Friday, September 19, 2008

Houston Needs Price Gouging

In the wee hours of Saturday, September 13th, Hurricane Ike came ashore in Galveston County, Texas, where I live. With my family safely housed with relatives on the far northwest side of Houston, I traveled Saturday afternoon to view the damage to my home situated several miles from the coast. I faced little traffic on the highways, few downed power lines, and had little problem getting to where I was going. Now, six days later delivery trucks don’t seem to be able to make it here. Houston’s mayor is still pleading companies to make deliveries of gas, food, and ice, as we sit in long lines for necessities and common comforts. How do we fix this problem? Legalize price gouging.

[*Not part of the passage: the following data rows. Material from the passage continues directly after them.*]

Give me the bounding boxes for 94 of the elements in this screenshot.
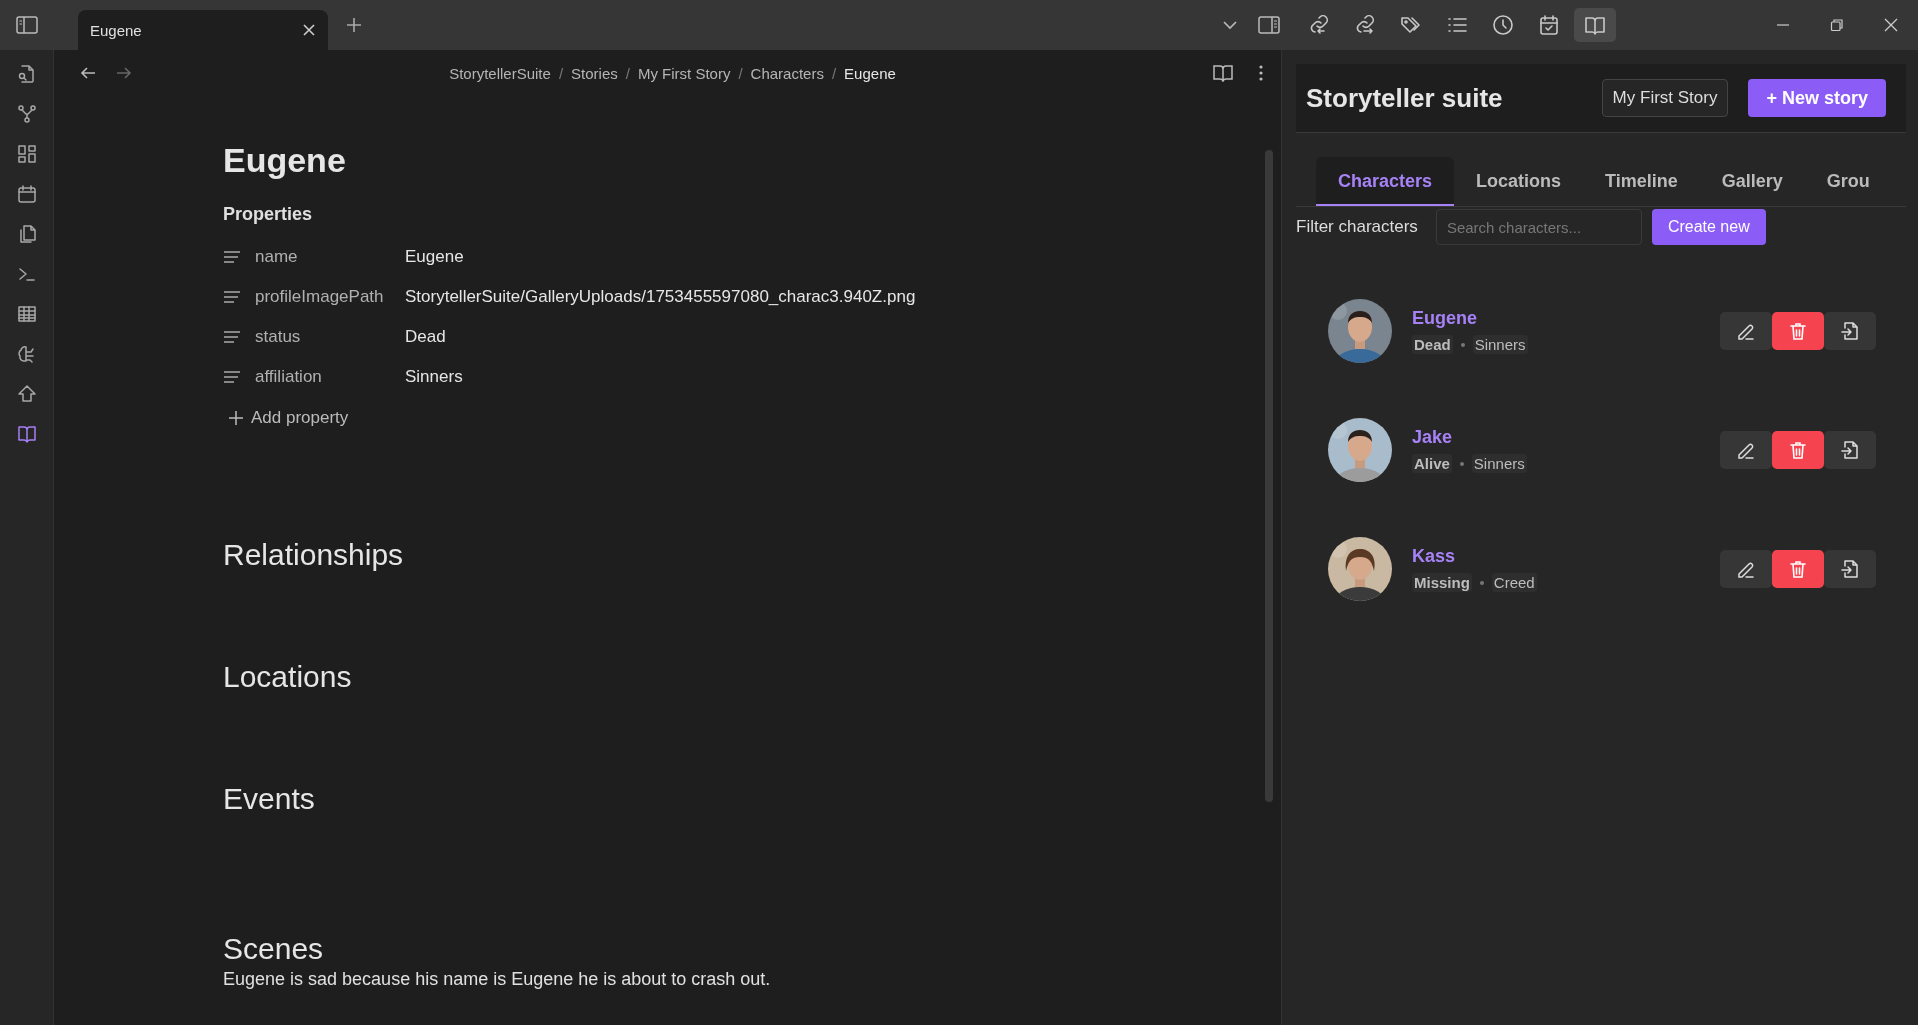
edit-button[interactable] [1720, 312, 1772, 350]
section-heading: Events [223, 781, 316, 817]
scrollbar[interactable] [1265, 150, 1273, 802]
pencil-icon [1736, 440, 1756, 460]
tab[interactable]: Grou [1804, 157, 1892, 206]
chevron-down-icon[interactable] [1222, 20, 1238, 30]
property-key: status [255, 327, 405, 347]
breadcrumb-item[interactable]: StorytellerSuite [449, 64, 551, 82]
file-import-icon [1840, 440, 1860, 460]
new-story-button[interactable]: + New story [1748, 79, 1886, 117]
text-property-icon [223, 250, 241, 264]
sidebar-toggle-icon[interactable] [16, 16, 38, 34]
character-name[interactable]: Kass [1412, 546, 1720, 567]
file-import-icon [1840, 321, 1860, 341]
open-file-button[interactable] [1824, 312, 1876, 350]
tab[interactable]: Characters [1316, 157, 1455, 206]
graph-icon[interactable] [16, 104, 37, 124]
trash-icon [1788, 321, 1808, 341]
property-key: name [255, 247, 405, 267]
breadcrumb-item[interactable]: Characters [750, 64, 824, 82]
pencil-icon [1736, 321, 1756, 341]
plus-icon [229, 411, 243, 425]
file-import-icon [1840, 559, 1860, 579]
filter-label: Filter characters [1296, 217, 1418, 237]
trash-icon [1788, 440, 1808, 460]
properties-heading: Properties [223, 204, 314, 225]
create-new-button[interactable]: Create new [1651, 209, 1766, 245]
section-heading: Locations [223, 659, 353, 695]
property-value[interactable]: Sinners [405, 367, 463, 387]
separator-dot [1460, 342, 1465, 347]
back-arrow-icon[interactable] [80, 66, 96, 80]
plus-icon[interactable] [346, 17, 362, 33]
edit-button[interactable] [1720, 550, 1772, 588]
brain-icon[interactable] [16, 344, 37, 364]
panel-title: Storyteller suite [1306, 82, 1504, 114]
more-options-icon[interactable] [1259, 65, 1263, 81]
add-property-button[interactable]: Add property [229, 403, 1281, 433]
affiliation-tag: Creed [1491, 573, 1537, 592]
story-select[interactable]: My First Story [1601, 79, 1729, 117]
search-field[interactable]: Search characters... [1435, 209, 1642, 245]
status-tag: Missing [1412, 573, 1472, 592]
tab-title: Eugene [90, 21, 142, 39]
restore-icon[interactable] [1830, 18, 1844, 32]
property-key: affiliation [255, 367, 405, 387]
breadcrumb-item[interactable]: My First Story [637, 64, 731, 82]
breadcrumb-item[interactable]: Stories [571, 64, 618, 82]
delete-button[interactable] [1772, 431, 1824, 469]
close-icon[interactable] [1884, 18, 1898, 32]
book-icon[interactable] [16, 424, 37, 444]
tab[interactable]: Timeline [1583, 157, 1700, 206]
close-icon[interactable] [302, 23, 316, 37]
text-property-icon [223, 290, 241, 304]
home-icon[interactable] [16, 384, 37, 404]
affiliation-tag: Sinners [1472, 335, 1528, 354]
property-key: profileImagePath [255, 287, 405, 307]
affiliation-tag: Sinners [1471, 454, 1527, 473]
status-tag: Alive [1412, 454, 1452, 473]
property-value[interactable]: Dead [405, 327, 446, 347]
text-property-icon [223, 370, 241, 384]
section-heading: Scenes [223, 931, 325, 967]
book-icon[interactable] [1213, 64, 1233, 82]
tab[interactable]: Locations [1454, 157, 1584, 206]
breadcrumb-item[interactable]: Eugene [844, 64, 896, 82]
property-value[interactable]: Eugene [405, 247, 464, 267]
trash-icon [1788, 559, 1808, 579]
section-heading: Relationships [223, 537, 405, 573]
table-icon[interactable] [16, 304, 37, 324]
note-title: Eugene [223, 140, 347, 180]
book-icon[interactable] [1574, 8, 1616, 42]
status-tag: Dead [1412, 335, 1453, 354]
separator-dot [1459, 461, 1464, 466]
delete-button[interactable] [1772, 312, 1824, 350]
property-value[interactable]: StorytellerSuite/GalleryUploads/1753455597080_charac3.940Z.png [405, 287, 916, 307]
forward-arrow-icon[interactable] [116, 66, 132, 80]
breadcrumb-separator: / [831, 64, 837, 82]
calendar-icon[interactable] [16, 184, 37, 204]
grid-icon[interactable] [16, 144, 37, 164]
open-file-button[interactable] [1824, 431, 1876, 469]
file-search-icon[interactable] [16, 64, 37, 84]
separator-dot [1479, 580, 1484, 585]
character-name[interactable]: Eugene [1412, 308, 1720, 329]
breadcrumb-separator: / [738, 64, 743, 82]
pencil-icon [1736, 559, 1756, 579]
edit-button[interactable] [1720, 431, 1772, 469]
delete-button[interactable] [1772, 550, 1824, 588]
breadcrumb-separator: / [625, 64, 630, 82]
character-name[interactable]: Jake [1412, 427, 1720, 448]
sidebar-toggle-icon[interactable] [1258, 16, 1280, 34]
open-file-button[interactable] [1824, 550, 1876, 588]
section-text: Eugene is sad because his name is Eugene he is about to crash out. [223, 969, 772, 990]
breadcrumb-separator: / [558, 64, 564, 82]
tab[interactable]: Gallery [1699, 157, 1805, 206]
text-property-icon [223, 330, 241, 344]
file-tab[interactable]: Eugene [78, 10, 328, 50]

What was noticeable for a number of days after the storm was gasoline hoarding. Queues for gasoline extended multiple blocks and required several hours of patience. The overwhelming majority of customers not only completely filled the tanks within their vehicles, but they also filled one or more gasoline canisters. No one wanted to wait through another line, so the incentive from price controls was to purchase as much as possible to avoid the need to come back. Because of this incentive, the few gas stations that were open inevitably ran out of fuel, feeding a vicious cycle of panic and hoarding.

If gasoline prices had been allowed to float up to, say, $8, some people, including tightwads like me, would have chosen not to buy as much gasoline in hopes that the price would come down over the next few days. If the average customer was buying only 10 gallons of gasoline instead of 25, the stations would have been able to service more people because the incentives would be to self-ration and not as much to hoard.

The unseen benefits that $8 gasoline would have brought are alternative purchasing options. With enormous profit margins to be made, tanker trucks from the four corners of America would have set off to sell gasoline on the roadside, in parking lots, or door to door, quickly ending the shortage. Instead of getting on the phone and begging for supplies, the mayor could have concentrated on traditional city functions like restoring water, clearing roads and removing debris.

Now, the greatest shortage is electricity. While few incentives could encourage the power companies to work faster, nor for safety reasons should they, there are alternatives that price gouging could provide. The tens of thousands of people who own generators, but have now had their electricity restored, have likely tucked them back into the corner of the garage. If the price was allowed to double or triple, they would be placed in a much more helpful position of being able to pocket some cash now and buy another generator when the prices return to normal in the coming months. As it is, few individuals have an economic incentive to part with their generators and give them over to the hundreds of thousands facing weeks without electricity. Because price gouging is illegal, thousands of people are burning up precious gasoline hoping to hit the Home Depot lottery by being there when the next shipment of five generators arrives tomorrow.

The emotional pull for an egalitarian distribution of food seems to be even stronger than that for gasoline, but the same problems persisted in local supermarkets after the storm. As I picked up a few items at a recently opened store near my home, I witnessed food hoarding going on as well. A woman added nearly a dozen packages of hot dogs to her cart already half-full with bags of frozen chicken breasts, and other packaged meats. She then turned to advise the other two women she was with to grab some. Each added half a dozen packages to their carts. I don’t know their situation back home, but since the shelves were mostly bare already, it probably meant that other people arriving later would have to go without. If the store had hiked the prices of certain items even a few dollars, food types in short supply could have been enjoyed by more people not just the lucky few who discovered that the store had recently restocked.

It is hard to label a system that bans price gouging egalitarian when the winners are those who get lucky or simply have a high tolerance for waiting in line. We need to legalize price gouging. As I wait for my roof to be fixed and tree limbs to be hauled off, I am eating no hot dogs. Can someone tell FEMA to send more hot dogs?

2 comments:

Brian Phillips said...

Your comments are dead on. Prices are the method by which resources are allocated to those who value them most highly. Allowing prices to rise (even to "crazy" heights) reduces the demand and eliminates/ reduces hoarding. It's "funny" that I've heard all kinds of stories warning about gouging, but none regarding hoarding.

Edge of Blade said...

I totally agree. People need to let the free market do what it does best: self-regulate. Calling it negatively-connotated "gouging" is just a response from the american consumer who expects to get a deal or a sale on everything, no matter the case. It has lead to a country full of "spendy-tightwads", willing to spend $.99 on a grade-D beef cheeseburger or throw a hissy-fit when a company appears to make a profit.

Obsession over price is dragging down quality (no one in their right mind would demand a $.99 anything if it's going in their body), and where that quality is standardized (gas), demand-rational price fluctuations suddenly become price gouging.

Higer demand? Higher prices, dammit.